Pareil, Chedid fait partie des grands artistes qui ont tellement apporté à la chanson française. Chedid, je suis fan, j’aime sa voix et ce qu’elle dégage. Il n’a pas une grande voix à proprement parler, mais il a un timbre et une sincérité totale dans sa voix. Ses mélodies sont ultra-efficaces… et puis surtout aussi, il raconte des choses. Quand il te chante « Anne ma sœur Anne » sur un tempo swing… c’est grave ce qu’il chante là. Il a la capacité de raconter des tranches de vie et faire passer des messages, tout en restant dans une certaine légèreté mélodique. C’est un musicien hors-pair. Cette chanson, « Les absents ont toujours tort » n’est peut-être pas sa plus connue, mais quelle putain de belle chanson ! Il arrive à tout le monde de perdre un être cher sans s’y être préparé, et il raconte ce moment en chanson magnifiquement bien. Mais j’aime toutes les chansons de Louis Chedid. Toutes.

Plus étonnant, tu reprends « Aimons-nous vivants » de François Valéry.

J’ai toujours aimé cette chanson. Elle était sortie dans le même temps que « Ella elle l’a » de France Gall, et c’était dans le même esprit. Ce sont des chansons et des gimmicks que j’aime bien. Deuxièmement, en la dépouillant piano-voix, je me suis rendu compte que les paroles étaient juste incroyablement tellement vraies aujourd’hui encore, si ce n’est encore plus. « Aimons-nous vivants, n’attendons pas que la mort nous trouve du talent », dans la situation actuelle, ça a un écho très particulier. Carpe Diem, vivons à cent à l’heure… Dans les années 80, ça avait du sens, mais aujourd’hui, avec tout ce qui se passe autour de nous, la Covid, les attentats, les problèmes climatiques… cette chanson prend encore plus tout son sens. C’est un cri du cœur. Et puis, j’aime beaucoup aussi François Valéry qui est un véritable artiste populaire. C’est un super mélodiste, il a écrit des musiques de films magnifiques.

Finalement, ce ne sont que des coups de cœurs, ces cinq titres.

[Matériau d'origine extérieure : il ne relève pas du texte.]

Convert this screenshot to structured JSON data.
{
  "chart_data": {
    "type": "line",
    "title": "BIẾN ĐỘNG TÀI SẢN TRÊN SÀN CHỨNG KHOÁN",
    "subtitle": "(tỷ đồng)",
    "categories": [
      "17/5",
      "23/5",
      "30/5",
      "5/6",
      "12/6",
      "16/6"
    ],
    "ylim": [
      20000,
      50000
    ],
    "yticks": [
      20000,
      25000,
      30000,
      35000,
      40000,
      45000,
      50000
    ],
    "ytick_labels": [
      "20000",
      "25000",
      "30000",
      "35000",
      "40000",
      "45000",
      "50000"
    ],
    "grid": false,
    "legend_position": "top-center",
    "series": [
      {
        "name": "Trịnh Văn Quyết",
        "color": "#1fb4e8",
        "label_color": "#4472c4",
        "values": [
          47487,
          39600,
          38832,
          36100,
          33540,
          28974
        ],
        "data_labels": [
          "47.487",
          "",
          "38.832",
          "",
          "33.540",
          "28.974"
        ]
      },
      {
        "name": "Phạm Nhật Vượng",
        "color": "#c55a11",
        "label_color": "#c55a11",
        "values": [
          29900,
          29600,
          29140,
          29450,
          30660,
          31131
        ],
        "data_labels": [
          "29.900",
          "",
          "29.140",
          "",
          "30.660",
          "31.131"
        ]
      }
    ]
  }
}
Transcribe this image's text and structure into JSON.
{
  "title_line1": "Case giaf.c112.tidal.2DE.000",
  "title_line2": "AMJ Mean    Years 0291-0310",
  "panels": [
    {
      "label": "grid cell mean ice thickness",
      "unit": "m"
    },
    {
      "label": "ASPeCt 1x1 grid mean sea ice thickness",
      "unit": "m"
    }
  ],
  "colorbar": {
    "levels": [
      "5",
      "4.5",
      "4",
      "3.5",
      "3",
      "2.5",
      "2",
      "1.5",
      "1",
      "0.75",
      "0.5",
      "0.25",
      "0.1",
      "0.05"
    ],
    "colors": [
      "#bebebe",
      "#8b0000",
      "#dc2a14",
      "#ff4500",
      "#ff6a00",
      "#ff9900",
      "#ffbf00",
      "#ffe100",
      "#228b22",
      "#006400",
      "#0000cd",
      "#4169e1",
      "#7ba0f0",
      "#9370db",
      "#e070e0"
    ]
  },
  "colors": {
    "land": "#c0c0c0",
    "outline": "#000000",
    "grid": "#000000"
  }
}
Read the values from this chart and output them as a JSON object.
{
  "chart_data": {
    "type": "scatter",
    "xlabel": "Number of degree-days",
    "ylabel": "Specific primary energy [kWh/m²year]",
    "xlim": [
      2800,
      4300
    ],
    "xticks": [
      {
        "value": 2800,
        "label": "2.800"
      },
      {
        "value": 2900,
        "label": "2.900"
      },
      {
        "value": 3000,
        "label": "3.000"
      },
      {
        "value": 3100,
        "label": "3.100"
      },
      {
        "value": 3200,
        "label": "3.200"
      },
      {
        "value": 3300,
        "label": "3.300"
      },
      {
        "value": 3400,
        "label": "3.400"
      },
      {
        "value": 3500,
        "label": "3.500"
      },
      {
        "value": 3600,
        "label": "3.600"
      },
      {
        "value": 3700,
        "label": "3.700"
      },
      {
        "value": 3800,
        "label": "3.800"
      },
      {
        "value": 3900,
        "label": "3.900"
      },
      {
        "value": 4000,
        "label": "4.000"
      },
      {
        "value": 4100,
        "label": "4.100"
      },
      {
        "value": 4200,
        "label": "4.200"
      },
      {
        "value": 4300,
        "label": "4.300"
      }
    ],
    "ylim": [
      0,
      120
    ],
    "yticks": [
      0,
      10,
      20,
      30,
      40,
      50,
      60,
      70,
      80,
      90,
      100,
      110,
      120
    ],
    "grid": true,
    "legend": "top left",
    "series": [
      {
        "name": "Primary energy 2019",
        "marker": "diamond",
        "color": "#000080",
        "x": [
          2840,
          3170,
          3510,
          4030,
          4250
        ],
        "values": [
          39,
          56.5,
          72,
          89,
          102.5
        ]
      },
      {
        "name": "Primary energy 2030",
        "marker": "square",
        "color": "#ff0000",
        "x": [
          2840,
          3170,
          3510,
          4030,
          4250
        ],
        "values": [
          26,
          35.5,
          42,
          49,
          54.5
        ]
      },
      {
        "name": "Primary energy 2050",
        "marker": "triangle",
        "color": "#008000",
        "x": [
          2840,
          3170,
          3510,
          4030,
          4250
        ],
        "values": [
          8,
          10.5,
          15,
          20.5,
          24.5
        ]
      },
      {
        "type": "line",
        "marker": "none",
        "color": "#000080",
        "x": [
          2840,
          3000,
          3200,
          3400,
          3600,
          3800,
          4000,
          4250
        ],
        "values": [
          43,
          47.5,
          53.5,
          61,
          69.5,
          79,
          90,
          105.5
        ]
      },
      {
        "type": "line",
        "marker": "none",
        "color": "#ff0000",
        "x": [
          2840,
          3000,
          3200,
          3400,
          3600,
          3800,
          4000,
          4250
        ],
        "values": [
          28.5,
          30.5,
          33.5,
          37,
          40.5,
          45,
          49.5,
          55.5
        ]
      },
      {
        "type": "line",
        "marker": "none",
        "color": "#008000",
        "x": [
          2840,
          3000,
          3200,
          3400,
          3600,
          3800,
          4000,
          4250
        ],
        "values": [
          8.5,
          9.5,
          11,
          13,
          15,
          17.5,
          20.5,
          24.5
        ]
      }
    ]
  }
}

Voilà. C’est la première fois que je mène un projet sans calcul aucun. J’avais envie de dire des choses, j’avais envie de chanter des chansons que j’aimais, j’avais envie de les partager… et voilà. Je l’ai fait. Les retours sont plutôt bons, et j’en suis vraiment touché parce qu’il n’y avait aucun calcul là-dessous. Si cet EP était passé inaperçu, ç’aurait été pareil. J’avais juste envie de le publier, c’est tout.

Quid d’un deuxième ?

Je n’en sais rien. Peut-être ? Peut-être pas ? J’ai encore plein de chansons qui trottent dans ma tête. Peut-être au prochain confinement comme on semble s’en rapprocher au train où vont les choses ! (éclats de rires) Non, plus sérieusement, je n’en sais rien. Disons que ce projet a eu un écho et reçu un accueil auxquels je ne m’attendais pas, et que j’en suis le plus heureux.  

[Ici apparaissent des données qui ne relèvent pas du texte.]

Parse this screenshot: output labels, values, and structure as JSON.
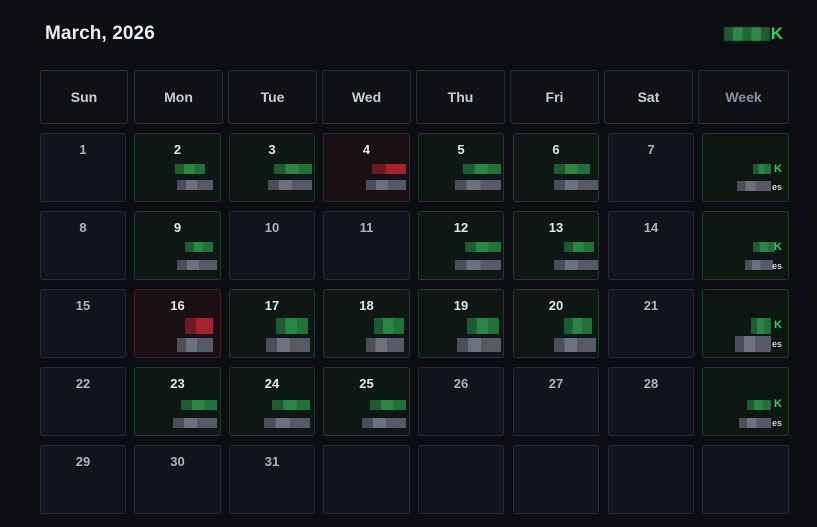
{
  "calendar": {
    "title": "March, 2026",
    "month_total_suffix": "K",
    "weekday_headers": [
      "Sun",
      "Mon",
      "Tue",
      "Wed",
      "Thu",
      "Fri",
      "Sat"
    ],
    "week_header": "Week",
    "week_rows": [
      {
        "days": [
          "1",
          "2",
          "3",
          "4",
          "5",
          "6",
          "7"
        ],
        "week_total_suffix": "K",
        "week_trades_suffix": "es"
      },
      {
        "days": [
          "8",
          "9",
          "10",
          "11",
          "12",
          "13",
          "14"
        ],
        "week_total_suffix": "K",
        "week_trades_suffix": "es"
      },
      {
        "days": [
          "15",
          "16",
          "17",
          "18",
          "19",
          "20",
          "21"
        ],
        "week_total_suffix": "K",
        "week_trades_suffix": "es"
      },
      {
        "days": [
          "22",
          "23",
          "24",
          "25",
          "26",
          "27",
          "28"
        ],
        "week_total_suffix": "K",
        "week_trades_suffix": "es"
      },
      {
        "days": [
          "29",
          "30",
          "31",
          "",
          "",
          "",
          ""
        ]
      }
    ]
  },
  "colors": {
    "background": "#0c0e14",
    "profit_green": "#3ecb63",
    "loss_red": "#a8222e",
    "cell_border": "#262a33"
  }
}
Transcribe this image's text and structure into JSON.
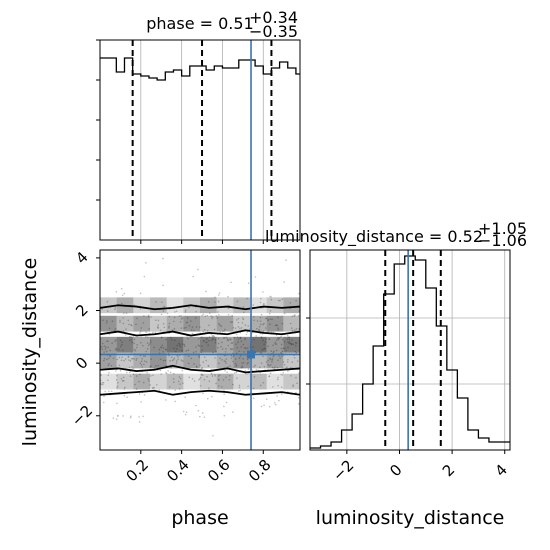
{
  "colors": {
    "truth": "#3b75af",
    "line": "#000000",
    "background": "#ffffff"
  },
  "titles": {
    "phase": {
      "text": "phase = 0.51",
      "sup": "+0.34",
      "sub": "−0.35"
    },
    "luminosity_distance": {
      "text": "luminosity_distance = 0.52",
      "sup": "+1.05",
      "sub": "−1.06"
    }
  },
  "labels": {
    "phase": "phase",
    "luminosity_distance": "luminosity_distance"
  },
  "chart_data": [
    {
      "type": "bar",
      "panel": "phase marginal histogram",
      "xlim": [
        0.0,
        0.98
      ],
      "ylim": [
        0,
        1.0
      ],
      "bin_edges": [
        0.0,
        0.04,
        0.08,
        0.12,
        0.16,
        0.2,
        0.24,
        0.28,
        0.32,
        0.36,
        0.4,
        0.44,
        0.48,
        0.52,
        0.56,
        0.6,
        0.64,
        0.68,
        0.72,
        0.76,
        0.8,
        0.84,
        0.88,
        0.92,
        0.96,
        0.98
      ],
      "values": [
        0.91,
        0.91,
        0.84,
        0.91,
        0.83,
        0.82,
        0.81,
        0.8,
        0.84,
        0.85,
        0.82,
        0.87,
        0.87,
        0.85,
        0.87,
        0.86,
        0.86,
        0.9,
        0.9,
        0.87,
        0.83,
        0.86,
        0.89,
        0.86,
        0.83
      ],
      "quantiles": [
        0.16,
        0.5,
        0.84
      ],
      "truth": 0.74,
      "xticks": [
        0.2,
        0.4,
        0.6,
        0.8
      ]
    },
    {
      "type": "bar",
      "panel": "luminosity_distance marginal histogram",
      "xlim": [
        -3.4,
        4.2
      ],
      "ylim": [
        0,
        1.0
      ],
      "bin_edges": [
        -3.4,
        -3.0,
        -2.6,
        -2.2,
        -1.8,
        -1.4,
        -1.0,
        -0.6,
        -0.2,
        0.2,
        0.6,
        1.0,
        1.4,
        1.8,
        2.2,
        2.6,
        3.0,
        3.4,
        3.8,
        4.2
      ],
      "values": [
        0.01,
        0.02,
        0.04,
        0.1,
        0.18,
        0.33,
        0.52,
        0.78,
        0.93,
        0.97,
        0.95,
        0.81,
        0.62,
        0.4,
        0.26,
        0.1,
        0.06,
        0.04,
        0.04
      ],
      "quantiles": [
        -0.54,
        0.52,
        1.57
      ],
      "truth": 0.33,
      "truth2": 0.52,
      "xticks": [
        -2,
        0,
        2,
        4
      ],
      "xtick_labels": [
        "−2",
        "0",
        "2",
        "4"
      ]
    },
    {
      "type": "heatmap",
      "panel": "2D density phase vs luminosity_distance",
      "xlim": [
        0.0,
        0.98
      ],
      "ylim": [
        -3.3,
        4.3
      ],
      "x_truth": 0.74,
      "y_truth": 0.33,
      "xticks": [
        0.2,
        0.4,
        0.6,
        0.8
      ],
      "yticks": [
        -2,
        0,
        2,
        4
      ],
      "ytick_labels": [
        "−2",
        "0",
        "2",
        "4"
      ],
      "contour_levels_y": [
        [
          -1.2,
          -1.15,
          -1.1,
          -1.05,
          -1.2,
          -1.1,
          -1.05,
          -1.1,
          -1.2,
          -1.15,
          -1.1,
          -1.2
        ],
        [
          -0.25,
          -0.2,
          -0.3,
          -0.25,
          -0.1,
          -0.25,
          -0.3,
          -0.2,
          -0.35,
          -0.3,
          -0.25,
          -0.2
        ],
        [
          1.1,
          1.2,
          1.05,
          1.1,
          1.2,
          1.05,
          1.15,
          1.1,
          1.25,
          1.15,
          1.1,
          1.2
        ],
        [
          2.1,
          2.2,
          2.15,
          2.05,
          2.1,
          2.2,
          2.1,
          2.15,
          2.05,
          2.15,
          2.1,
          2.15
        ]
      ]
    }
  ]
}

As-tu mis des titres de côté ?

Oui, forcément. J’avais enregistré « Le Parking des Anges » de Marc Lavoine, « J’ai encore rêvé d’elle » d’Il était une fois, « La Gitane » de Félix Gray, « Encore et Encore » de Francis Cabrel… Il y a une dizaine de titres qui ont été mis de côté. Mais peut-être sortiront-ils un jour ? Ils rendaient bien, mais on a fait un choix de cinq titres qui nous paraissaient évidents. Après, on n’est pas à l’abri de faire un volume 2… (sourire)

Au jour d’aujourd’hui, comment l’envisages-tu cet Ep ? Comme une parenthèse (« Encore un instant… » est paru il y a moins d’un an, il est encore très récent) ou une nouvelle page qui s’écrit ?

C’est une parenthèse, puisqu’effectivement « Encore un instant… » est tout jeune encore. Le clip de « #il ou #elle » est paru juste avant la crise du Coronavirus. J’ai fait Drucker, j’ai eu la chance d’aller sur le canapé rouge (sourire). Donc, oui, ces « années cover » sont une parenthèse, mais une parenthèse qui prend un peu plus de place que prévu. Au début, mon idée était d’enregistrer quelques chansons et les balancer sur les réseaux, point barre. Après, on s’est dit que ce serait pas mal de publier un EP, on a donc enchaîné là-dessus, et puis… de fil en aiguille, on a tourné un clip en support de « Manureva ». Le clip est prêt, il va être diffusé très prochainement. Ce qui ne devait être qu’un petit amusement sur les réseaux est devenu une parenthèse plus importante dans ma carrière. Là, on vient de me contacter pour faire une date en Allemagne le 6 octobre, si tout se passe bien. Une tournée en Roumanie l’année prochaine est en train de se mettre en place. J’ai aussi quelqu’un qui m’a contacté pour faire une résidence dans un endroit original qui est assez grand pour que nous puissions être nombreux, tout en respectant la distanciation sociale. C’est un endroit magique sur Paris. Il y a plein de choses qui se mettent en places en ce moment autour de ce projet. Ce sont des portes et des fenêtres qui s’ouvrent jour après jour…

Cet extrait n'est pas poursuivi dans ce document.